Le immagini non vogliono essere delle visioni, poiché non prefigurano
nuove realtà, a questo si può aggiungere che oggi visione e immagine
tendano a coincidere nell’impossibilità di distinguere presente e futuro. Le
immagini e le visioni invecchiano e si consumano in fretta, riempiono la
nostra vita quotidiana, le viviamo passivamente. Al posto d’immagine o
visione preferisco parlare d’immaginazione come un concetto che è
svincolato dalla codificazione formale e stilistica delle immagini.

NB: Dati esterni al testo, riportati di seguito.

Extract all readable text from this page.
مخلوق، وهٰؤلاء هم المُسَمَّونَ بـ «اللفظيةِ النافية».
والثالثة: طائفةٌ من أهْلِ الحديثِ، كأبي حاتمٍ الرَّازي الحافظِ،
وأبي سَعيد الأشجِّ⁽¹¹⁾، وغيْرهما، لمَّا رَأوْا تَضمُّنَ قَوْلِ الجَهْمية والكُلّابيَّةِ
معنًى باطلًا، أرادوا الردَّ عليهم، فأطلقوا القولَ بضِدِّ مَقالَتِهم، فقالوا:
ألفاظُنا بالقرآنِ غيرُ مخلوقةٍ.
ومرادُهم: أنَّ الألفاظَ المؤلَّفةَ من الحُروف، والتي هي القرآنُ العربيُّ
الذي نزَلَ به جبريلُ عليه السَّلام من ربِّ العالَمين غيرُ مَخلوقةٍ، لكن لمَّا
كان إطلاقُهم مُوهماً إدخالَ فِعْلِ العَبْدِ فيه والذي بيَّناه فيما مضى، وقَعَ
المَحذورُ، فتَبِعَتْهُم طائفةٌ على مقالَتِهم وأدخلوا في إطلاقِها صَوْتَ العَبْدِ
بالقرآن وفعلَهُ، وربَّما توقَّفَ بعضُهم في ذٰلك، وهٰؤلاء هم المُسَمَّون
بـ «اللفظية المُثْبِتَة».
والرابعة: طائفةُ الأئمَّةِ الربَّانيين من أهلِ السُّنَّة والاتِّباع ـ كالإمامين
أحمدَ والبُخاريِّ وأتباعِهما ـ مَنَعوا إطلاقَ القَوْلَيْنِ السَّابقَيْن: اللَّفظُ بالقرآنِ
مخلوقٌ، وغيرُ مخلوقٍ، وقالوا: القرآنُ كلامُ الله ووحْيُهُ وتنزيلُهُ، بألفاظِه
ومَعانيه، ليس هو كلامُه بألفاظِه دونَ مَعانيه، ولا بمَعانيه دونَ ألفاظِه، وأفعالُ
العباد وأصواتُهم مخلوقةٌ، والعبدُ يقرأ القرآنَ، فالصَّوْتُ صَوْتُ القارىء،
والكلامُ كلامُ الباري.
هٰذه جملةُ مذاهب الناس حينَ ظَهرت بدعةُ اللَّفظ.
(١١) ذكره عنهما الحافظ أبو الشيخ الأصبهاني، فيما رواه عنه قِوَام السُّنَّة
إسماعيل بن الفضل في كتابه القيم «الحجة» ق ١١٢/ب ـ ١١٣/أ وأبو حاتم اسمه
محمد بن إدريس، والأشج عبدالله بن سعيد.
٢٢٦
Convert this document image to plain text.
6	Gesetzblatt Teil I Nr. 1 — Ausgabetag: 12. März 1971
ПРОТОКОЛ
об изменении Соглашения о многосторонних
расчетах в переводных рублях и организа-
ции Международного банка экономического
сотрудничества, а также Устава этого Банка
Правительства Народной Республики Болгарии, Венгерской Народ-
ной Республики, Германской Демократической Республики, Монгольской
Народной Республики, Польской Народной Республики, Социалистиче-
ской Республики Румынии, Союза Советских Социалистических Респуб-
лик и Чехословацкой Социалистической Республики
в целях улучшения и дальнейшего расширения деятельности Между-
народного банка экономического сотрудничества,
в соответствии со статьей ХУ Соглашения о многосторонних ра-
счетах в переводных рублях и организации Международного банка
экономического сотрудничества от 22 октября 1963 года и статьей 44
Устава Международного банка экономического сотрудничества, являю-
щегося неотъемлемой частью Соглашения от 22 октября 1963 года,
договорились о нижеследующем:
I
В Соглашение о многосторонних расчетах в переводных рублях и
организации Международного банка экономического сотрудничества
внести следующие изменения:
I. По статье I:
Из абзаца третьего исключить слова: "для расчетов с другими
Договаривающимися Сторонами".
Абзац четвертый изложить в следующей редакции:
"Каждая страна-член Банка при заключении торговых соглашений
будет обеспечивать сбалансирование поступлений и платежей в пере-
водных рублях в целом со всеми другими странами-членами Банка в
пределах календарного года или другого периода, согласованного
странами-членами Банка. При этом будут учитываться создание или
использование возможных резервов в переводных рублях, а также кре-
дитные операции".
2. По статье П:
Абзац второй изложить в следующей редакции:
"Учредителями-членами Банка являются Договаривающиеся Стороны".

L’immaginazione non ha tempo. (C.B.)

Ci sono responsabilità in ambito universitario, dove la frattura tra formazione e lavoro ha assunto proporzioni insostenibili. Colpa di una ricerca che non riesce ha stabilire flussi di relazione stabili con il sociale da una parte e con l’industria dall’altra, e che di conseguenza viene ignorata quando si pone come interlocutore dell’amministrazione pubblica. Una ricerca architettonica che viene dissipata in sterili contrapposizioni di scuola o di disciplina e che sempre meno concorre ad essere partecipe delle grandi iniziative di finanziamento internazionale. Tutto questo isola culturalmente prima ancora che professionalmente la figura dell’architetto, che trova supporto e facilità di comunicazione all’esterno solo quando affronta questioni oggi campali, come la sostenibilità delle trasformazioni, il risparmio energetico, la tutela dell’ambiente e del paesaggio, il restauro del patrimonio, la prevenzione dei rischi, e così via. Ma dentro questi problemi c’è architettura? O forse deve cambiare il concetto stesso di architettura?

Completando queste riflessioni destinate a chi è “fuori dall’architettura”, mi accorgo che anche questa volta, probabilmente, non sarò capito.